CANADIAN RAILWAY OFFICE OF ARBITRATION
CASE NO. 1540
Heard at Montreal, Wednesday, July 9, 1986
CANADIAN NATIONAL RAILWAY COMPANY
CANADIAN BROTHERHOOD OF RAILWAY, TRANSPORT AND GENERAL WORKERS
Policy grievance concerning the contracting out of OCS work at the CN PM&M Material Distribution Centre, MacMillan Yard, Toronto to CN Route employees who are represented by another bargaining agent.
JOINT STATEMENT OF ISSUE:
On October 11, 1984, the Canada Labour Relations Board certified the IBT Union to represent some CN Route "blue collar" employees in Ontario who were previously represented by the CBRT&GW.
Pick-up and delivery work at the PM&M Material Distribution Centre continues to be performed in the same manner by the same "blue collar" employees now represented by the IBT Union rather than the Brotherhood:
The Brotherhood contends that the Company violated Appendix X of agreement 5.1. The Company denies the allegation.
FOR THE BROTHERHOOD: FOR THE COMPANY:
(SGD.) T. N. STOL (SGD.) D. C. FRALEIGH
FOR: National Vice-President Assistant Vice-President, Labour Relations.

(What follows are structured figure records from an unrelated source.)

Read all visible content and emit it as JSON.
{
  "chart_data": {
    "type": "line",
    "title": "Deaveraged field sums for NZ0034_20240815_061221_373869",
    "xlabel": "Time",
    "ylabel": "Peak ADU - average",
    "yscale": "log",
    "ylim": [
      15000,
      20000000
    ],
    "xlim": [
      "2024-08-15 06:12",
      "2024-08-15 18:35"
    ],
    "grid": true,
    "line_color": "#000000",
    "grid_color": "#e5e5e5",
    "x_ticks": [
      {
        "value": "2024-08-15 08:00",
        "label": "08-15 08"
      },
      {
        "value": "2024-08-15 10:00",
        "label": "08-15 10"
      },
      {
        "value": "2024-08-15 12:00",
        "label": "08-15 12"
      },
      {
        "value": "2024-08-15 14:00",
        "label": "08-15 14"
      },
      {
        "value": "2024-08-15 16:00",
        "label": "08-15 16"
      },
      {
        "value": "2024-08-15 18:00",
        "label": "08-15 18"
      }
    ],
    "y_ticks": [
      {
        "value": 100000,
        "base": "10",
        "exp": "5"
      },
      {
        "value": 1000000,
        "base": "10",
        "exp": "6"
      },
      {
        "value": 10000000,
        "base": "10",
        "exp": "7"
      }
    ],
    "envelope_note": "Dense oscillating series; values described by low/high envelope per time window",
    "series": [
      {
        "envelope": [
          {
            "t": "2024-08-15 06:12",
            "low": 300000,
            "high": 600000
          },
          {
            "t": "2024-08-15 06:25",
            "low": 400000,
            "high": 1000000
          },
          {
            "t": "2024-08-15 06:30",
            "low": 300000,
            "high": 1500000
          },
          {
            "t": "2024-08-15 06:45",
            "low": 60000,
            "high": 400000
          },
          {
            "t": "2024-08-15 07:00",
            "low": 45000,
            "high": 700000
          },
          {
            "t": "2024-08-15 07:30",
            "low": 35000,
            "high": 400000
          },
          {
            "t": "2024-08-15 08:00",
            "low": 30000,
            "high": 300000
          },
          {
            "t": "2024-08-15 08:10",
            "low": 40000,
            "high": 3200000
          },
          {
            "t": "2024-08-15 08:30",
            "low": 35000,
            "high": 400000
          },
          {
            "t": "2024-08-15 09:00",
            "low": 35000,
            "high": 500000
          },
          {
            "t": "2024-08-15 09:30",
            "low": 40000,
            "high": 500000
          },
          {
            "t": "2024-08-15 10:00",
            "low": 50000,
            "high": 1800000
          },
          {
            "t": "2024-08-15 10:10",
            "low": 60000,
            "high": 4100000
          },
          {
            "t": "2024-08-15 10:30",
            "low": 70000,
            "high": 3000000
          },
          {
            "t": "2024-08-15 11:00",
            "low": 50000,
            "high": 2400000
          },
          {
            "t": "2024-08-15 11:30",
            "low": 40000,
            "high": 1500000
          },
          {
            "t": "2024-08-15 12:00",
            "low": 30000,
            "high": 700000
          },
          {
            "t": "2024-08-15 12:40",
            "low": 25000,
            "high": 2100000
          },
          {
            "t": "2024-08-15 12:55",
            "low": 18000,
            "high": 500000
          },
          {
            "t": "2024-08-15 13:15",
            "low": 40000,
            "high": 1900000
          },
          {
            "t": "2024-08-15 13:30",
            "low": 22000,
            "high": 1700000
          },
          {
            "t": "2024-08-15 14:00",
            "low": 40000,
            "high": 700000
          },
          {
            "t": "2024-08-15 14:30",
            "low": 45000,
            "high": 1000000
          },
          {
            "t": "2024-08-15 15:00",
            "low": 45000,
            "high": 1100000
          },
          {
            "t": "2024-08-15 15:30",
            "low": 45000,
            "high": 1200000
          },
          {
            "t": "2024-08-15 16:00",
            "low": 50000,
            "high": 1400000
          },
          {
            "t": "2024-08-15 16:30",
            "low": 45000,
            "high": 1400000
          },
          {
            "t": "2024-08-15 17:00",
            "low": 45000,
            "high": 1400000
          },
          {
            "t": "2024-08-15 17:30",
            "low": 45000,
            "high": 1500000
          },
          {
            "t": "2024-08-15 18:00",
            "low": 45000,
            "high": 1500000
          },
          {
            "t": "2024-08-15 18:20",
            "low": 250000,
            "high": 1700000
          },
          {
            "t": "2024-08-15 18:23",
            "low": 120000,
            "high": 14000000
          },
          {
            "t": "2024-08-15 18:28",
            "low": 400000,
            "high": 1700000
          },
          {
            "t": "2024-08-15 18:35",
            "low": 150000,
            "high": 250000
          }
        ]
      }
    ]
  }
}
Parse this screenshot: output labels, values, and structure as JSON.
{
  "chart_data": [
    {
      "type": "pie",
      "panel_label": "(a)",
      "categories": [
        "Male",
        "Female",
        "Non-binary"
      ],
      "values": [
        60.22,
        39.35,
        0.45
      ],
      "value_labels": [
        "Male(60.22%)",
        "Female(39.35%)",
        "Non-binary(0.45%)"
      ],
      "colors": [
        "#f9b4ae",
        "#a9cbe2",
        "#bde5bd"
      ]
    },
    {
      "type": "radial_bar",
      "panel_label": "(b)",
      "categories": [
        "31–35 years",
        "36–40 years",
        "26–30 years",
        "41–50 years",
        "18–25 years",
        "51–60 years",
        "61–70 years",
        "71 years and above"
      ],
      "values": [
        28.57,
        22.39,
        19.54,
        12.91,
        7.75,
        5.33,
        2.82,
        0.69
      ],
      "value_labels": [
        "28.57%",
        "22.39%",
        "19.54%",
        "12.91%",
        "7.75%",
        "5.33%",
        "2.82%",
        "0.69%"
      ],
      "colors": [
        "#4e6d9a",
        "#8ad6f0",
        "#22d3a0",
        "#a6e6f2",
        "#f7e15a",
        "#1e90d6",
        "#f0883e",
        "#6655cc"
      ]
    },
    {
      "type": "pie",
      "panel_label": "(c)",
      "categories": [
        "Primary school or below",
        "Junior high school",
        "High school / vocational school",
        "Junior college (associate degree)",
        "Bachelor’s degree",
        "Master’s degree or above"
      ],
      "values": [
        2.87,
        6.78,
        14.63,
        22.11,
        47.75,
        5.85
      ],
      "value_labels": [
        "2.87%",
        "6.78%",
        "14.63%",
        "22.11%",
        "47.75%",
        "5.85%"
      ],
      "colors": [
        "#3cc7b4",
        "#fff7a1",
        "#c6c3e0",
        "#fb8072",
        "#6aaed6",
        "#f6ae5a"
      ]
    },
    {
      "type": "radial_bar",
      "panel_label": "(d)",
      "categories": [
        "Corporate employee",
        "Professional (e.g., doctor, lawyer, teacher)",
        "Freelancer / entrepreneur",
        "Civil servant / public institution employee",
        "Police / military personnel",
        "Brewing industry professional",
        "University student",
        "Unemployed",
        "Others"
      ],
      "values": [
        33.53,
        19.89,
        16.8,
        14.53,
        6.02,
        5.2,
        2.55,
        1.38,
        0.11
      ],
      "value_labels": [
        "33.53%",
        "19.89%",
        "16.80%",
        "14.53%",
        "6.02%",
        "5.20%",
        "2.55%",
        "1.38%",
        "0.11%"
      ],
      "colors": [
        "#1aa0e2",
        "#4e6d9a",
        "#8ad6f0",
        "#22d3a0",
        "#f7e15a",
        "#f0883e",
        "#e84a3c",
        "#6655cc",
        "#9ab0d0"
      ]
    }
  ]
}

There appeared on behalf of the Company:
W. W. Wilson – Manager Labour Relations, Montreal
D. Lord – System Labour Relations Officer, Montreal
And on behalf of the Brotherhood:
T. N. Stol – Regional Vice-President, Toronto
G. Coté – Regional Vice-President, Montreal
R. A. Sweeney – President, Local 206, Montreal
B. Jackson – Local Chairperson, Local 206, Montreal
AWARD OF THE ARBITRATOR
Based on the uncontradicted material contained in the parties' briefs the CBRT&GW's status to contest the contracting out arrangement affecting employees of the merged Company (i.e., CN Route Inc.) pursuant to Appendix X of agreement 5.1 ceased upon its loss of bargaining rights arising out of the CLRB order.
Those employees' entitlements, inclusive of their job security, were thereafter governed by the collective agreement entered into between CN Route Inc. and the IBT. And, from the perspective of those employees they did not lose work. What they may have lost by virtue of the CLRB order is accrued benefits that had been hitherto earned under agreement 5.1.
The Trade Union has in effect argued that the work in question, by operation of agreement 5.1, continued to belong to employees who are represented under the scope clause of that agreement. That may very well be the case in the event that upon termination of the contracting out arrangement the work in question reverts back to the Company. And, in that instance, CROA 713, in future, may have some relevance should the contracting out of work recur.
But in the circumstances of this case the Trade Union has in effect argued that the order of the CLRB terminating its bargaining rights with respect to the employees of CN Route Inc., has operated to rescind the existing contracting out arrangement between CN Rail and the merged Company.
This assertion can be supported neither by the evidence nor by law.
The CBRT&GW's efforts to invoke Appendix X of agreement 5.1 to support its claim must be concluded to be without merit.
The grievance is accordingly denied.